Whew! We made it through the holiday season and another year! Round of applause for everyone! The holidays are stressful, work can be stressful, families can be stressful – remember to breathe through your stress and take some time for yourself even when, or especially when, it feels like you don’t have a minute to spare. Here are some of our tips on easy, at home, self-care from 2018 to get you in the right headspace for the upcoming year.

(Hint: Click on each headline to look at the full article!)

Make the Bathroom a Spa

Growing up in my house the bathtub was a sacred space. Every other spot in the house was fair game to knock on a door but the words “I’m in the tub” was pretty much an out of office email reply.

A couple tips to make it even more spa-like:

  • Ask your partner to put your towel and robe in the dryer for about fifteen minutes, that way you stay warm and cozy when you get out of the tub
  • Try a quick-and-easy at home face scrub. Just blend together olive oil, lemon juice, sugar and lightly apply it to your face and neck using your fingertips in a circular motion. Rinse off after about 20 minutes.
  • Place a few drops of your favorite essential oil on your washcloth and put the washcloth on your chest as you relax in the tub. The aroma of the oils will keep you relaxed and the warm washcloth will help to loosen your chest.

A Few Exercise Moves to Relieve Anxiety

We all know exercise is important, if not crucial, to living your best life. But finding the TIME to make it all happen is the difficult part. We’ve done a little research and come up with a handful of exercises that are effective yet won’t take up a whole lot of time in your busy schedule (these are as much for me as for everyone else)! As always, consult a doctor if you have any prior injuries before trying a new exercise.

With any of these exercises, it’s important to maintain mindfulness. We love these simple reminders from Ace Fitness, which encourage you to concentrate on your breathing, to incorporate meditation techniques into your workout, as well as balance training. Peaceful music helps, too!
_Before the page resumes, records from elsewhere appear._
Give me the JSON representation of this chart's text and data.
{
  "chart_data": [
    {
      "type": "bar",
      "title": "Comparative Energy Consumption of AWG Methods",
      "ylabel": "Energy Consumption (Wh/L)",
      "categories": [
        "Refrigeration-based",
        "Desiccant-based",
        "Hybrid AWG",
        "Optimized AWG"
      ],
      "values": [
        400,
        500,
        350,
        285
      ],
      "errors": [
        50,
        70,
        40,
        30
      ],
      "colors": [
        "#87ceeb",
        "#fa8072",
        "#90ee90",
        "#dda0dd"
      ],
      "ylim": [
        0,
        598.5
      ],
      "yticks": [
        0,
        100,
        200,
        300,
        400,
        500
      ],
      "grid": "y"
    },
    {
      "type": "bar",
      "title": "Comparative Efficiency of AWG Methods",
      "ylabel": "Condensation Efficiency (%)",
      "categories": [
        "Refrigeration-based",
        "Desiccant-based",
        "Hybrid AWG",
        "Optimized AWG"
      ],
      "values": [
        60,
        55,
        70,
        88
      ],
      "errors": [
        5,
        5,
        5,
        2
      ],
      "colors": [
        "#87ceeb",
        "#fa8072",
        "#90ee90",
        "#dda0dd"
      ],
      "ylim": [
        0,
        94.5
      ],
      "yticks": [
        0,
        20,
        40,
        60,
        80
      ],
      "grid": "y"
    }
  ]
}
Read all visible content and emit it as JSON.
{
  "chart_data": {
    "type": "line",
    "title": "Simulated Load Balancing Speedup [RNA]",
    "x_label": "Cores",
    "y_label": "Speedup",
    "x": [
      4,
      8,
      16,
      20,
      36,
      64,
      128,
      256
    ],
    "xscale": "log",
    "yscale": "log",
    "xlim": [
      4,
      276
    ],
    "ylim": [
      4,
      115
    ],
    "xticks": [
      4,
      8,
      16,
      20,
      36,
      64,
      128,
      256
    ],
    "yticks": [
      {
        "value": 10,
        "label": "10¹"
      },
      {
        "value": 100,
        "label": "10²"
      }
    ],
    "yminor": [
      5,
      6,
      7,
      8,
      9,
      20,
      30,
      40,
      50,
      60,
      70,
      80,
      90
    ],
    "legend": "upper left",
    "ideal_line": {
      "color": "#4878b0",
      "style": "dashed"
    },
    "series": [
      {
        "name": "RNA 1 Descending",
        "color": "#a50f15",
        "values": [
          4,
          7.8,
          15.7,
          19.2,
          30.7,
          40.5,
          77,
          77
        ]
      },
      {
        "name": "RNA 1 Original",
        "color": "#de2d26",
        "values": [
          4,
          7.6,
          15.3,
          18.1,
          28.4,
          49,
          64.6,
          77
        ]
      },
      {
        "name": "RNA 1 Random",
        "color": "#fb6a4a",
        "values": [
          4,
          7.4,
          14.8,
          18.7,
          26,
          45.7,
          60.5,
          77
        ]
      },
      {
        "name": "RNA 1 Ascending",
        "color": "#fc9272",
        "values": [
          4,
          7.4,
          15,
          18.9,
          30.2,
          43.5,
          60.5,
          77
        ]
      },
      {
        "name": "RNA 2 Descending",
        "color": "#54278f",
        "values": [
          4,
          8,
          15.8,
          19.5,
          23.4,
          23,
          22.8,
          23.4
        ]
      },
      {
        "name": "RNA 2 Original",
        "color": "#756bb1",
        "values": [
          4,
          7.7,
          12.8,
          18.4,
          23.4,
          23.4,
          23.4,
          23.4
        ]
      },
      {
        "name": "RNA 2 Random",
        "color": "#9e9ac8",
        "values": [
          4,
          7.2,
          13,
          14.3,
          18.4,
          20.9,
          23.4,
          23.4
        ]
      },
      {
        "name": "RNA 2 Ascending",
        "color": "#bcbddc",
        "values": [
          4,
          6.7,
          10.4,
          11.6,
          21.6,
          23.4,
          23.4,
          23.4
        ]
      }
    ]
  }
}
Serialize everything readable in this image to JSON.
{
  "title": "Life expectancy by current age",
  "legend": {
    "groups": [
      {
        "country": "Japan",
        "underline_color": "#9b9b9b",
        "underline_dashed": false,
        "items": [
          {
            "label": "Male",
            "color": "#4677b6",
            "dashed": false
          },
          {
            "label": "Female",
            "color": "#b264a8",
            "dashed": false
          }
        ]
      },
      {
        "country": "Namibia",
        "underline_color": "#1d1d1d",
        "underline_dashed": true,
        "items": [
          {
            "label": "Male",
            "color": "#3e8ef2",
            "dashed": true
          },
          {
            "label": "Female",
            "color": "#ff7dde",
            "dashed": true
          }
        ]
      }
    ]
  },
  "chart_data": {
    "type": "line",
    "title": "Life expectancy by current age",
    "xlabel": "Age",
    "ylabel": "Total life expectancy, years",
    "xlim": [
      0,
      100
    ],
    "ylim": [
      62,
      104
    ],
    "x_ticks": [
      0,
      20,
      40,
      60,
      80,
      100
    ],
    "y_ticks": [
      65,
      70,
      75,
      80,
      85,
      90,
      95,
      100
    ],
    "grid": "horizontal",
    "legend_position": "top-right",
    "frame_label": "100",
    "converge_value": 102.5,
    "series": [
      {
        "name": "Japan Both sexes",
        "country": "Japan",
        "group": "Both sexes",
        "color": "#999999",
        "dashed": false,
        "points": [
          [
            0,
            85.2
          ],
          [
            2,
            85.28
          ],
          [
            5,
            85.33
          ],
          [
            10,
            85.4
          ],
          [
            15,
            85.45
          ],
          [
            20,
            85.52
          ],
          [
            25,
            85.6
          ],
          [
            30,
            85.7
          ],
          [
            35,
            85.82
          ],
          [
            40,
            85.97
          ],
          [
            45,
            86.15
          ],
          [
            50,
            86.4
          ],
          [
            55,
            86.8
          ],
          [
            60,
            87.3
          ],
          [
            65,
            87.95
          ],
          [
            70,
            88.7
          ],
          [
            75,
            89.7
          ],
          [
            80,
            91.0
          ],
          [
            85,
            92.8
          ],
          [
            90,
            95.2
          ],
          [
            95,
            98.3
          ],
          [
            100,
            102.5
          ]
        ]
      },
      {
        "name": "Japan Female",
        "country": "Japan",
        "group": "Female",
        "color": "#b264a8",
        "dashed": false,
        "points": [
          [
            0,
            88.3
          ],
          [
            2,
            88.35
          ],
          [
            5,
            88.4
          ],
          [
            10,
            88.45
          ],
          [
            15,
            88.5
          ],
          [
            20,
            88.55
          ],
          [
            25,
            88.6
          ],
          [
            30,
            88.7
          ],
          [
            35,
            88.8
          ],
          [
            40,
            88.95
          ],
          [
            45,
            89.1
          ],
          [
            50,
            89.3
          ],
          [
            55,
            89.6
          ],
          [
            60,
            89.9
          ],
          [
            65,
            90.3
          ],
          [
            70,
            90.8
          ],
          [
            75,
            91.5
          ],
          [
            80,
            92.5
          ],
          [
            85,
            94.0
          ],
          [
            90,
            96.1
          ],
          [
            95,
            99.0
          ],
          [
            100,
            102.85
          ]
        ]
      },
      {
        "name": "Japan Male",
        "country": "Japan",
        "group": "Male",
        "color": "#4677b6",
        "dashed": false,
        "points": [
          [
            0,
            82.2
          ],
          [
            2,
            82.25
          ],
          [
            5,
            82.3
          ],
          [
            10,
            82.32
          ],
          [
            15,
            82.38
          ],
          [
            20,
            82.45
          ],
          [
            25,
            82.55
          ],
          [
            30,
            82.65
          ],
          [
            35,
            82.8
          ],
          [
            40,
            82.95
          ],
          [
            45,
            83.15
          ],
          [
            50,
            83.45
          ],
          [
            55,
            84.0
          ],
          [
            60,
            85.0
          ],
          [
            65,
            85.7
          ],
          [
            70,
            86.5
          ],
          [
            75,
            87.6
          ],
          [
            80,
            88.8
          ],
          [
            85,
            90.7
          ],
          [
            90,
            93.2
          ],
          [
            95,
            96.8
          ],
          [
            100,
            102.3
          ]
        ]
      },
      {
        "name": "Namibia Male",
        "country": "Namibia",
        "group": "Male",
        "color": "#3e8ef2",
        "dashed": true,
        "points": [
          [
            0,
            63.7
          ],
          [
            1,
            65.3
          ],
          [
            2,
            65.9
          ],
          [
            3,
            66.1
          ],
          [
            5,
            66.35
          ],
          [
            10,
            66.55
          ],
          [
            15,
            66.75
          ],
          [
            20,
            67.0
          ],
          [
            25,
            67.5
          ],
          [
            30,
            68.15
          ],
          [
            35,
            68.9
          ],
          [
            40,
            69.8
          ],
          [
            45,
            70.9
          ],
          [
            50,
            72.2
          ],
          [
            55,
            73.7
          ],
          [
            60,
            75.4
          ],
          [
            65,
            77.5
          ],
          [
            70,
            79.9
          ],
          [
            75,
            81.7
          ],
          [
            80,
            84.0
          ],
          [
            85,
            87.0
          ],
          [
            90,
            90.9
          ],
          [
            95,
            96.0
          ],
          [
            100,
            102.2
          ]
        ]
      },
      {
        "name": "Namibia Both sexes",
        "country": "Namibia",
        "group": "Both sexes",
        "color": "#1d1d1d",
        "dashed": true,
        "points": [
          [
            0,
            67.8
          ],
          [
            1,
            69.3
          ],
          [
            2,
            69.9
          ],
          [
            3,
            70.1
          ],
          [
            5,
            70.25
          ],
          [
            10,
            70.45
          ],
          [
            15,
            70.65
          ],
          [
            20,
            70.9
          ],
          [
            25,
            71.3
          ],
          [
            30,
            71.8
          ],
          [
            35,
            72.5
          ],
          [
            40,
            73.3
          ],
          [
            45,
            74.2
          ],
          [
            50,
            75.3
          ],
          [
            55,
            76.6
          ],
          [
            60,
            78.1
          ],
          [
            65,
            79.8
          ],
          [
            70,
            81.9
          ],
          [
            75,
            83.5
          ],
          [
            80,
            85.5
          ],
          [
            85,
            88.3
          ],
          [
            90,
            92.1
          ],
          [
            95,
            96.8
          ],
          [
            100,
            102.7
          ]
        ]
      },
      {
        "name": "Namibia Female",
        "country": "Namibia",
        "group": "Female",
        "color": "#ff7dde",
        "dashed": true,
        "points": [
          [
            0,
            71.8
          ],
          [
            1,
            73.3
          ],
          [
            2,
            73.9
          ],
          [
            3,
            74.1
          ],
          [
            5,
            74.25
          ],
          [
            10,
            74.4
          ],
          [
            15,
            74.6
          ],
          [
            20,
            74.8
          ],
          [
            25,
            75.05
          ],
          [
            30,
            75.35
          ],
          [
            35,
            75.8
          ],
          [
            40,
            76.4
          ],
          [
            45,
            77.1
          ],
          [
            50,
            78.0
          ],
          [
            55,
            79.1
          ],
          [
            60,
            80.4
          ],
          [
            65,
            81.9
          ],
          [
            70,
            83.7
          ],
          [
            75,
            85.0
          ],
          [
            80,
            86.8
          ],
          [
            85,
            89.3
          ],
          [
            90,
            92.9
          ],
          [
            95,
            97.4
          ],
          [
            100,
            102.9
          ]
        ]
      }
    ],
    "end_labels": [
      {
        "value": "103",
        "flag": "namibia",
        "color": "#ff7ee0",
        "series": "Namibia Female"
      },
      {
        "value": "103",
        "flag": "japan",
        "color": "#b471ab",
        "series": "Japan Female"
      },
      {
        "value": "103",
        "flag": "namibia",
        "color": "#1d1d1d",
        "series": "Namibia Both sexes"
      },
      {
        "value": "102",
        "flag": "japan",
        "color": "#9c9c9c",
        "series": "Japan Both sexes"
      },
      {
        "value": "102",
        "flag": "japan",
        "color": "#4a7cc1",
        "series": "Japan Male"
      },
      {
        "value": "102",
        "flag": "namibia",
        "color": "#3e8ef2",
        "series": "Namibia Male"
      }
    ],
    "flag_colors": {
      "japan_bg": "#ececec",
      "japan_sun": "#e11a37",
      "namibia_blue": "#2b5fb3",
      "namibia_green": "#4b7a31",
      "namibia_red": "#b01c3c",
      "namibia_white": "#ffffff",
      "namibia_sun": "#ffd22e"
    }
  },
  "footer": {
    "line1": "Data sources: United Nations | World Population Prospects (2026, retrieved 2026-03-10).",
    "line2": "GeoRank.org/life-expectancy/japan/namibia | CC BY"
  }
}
Lie on your back on the floor, knees bent and feet flat. Arms should be out to your sides at a 45-degree angle, palms facing up. Now try to make your tummy as skinny as possible and hold —this gives you a tight core—while breathing normally. Next, keeping your core tight, squeeze glutes and raise your hips so your body forms a straight line from your shoulders to knees. Hold for five seconds—squeezing your glutes tightly—then lower body back to the starting position. Do 10 repetitions (or as many as you can).

Breathe Through It

However, it can be tough for people to grasp onto the idea & often having a specific way of breathing can be helpful. Try simple 4-square breathing! You can repeat this process as many times as needed until your feel calmer, re-energized, or you are ready to keep on moving.

  • Inhale for 4 seconds
  • Hold your breath for 4 seconds
  • Exhale for 4 seconds
  • Relax for 4 seconds

Take a second to think about the day you just had- good, bad, hectic, lazy. No matter what your day looked like, you can always find small reasons to be grateful. Expressing gratitude helps put our day-to-day stressors into perspective.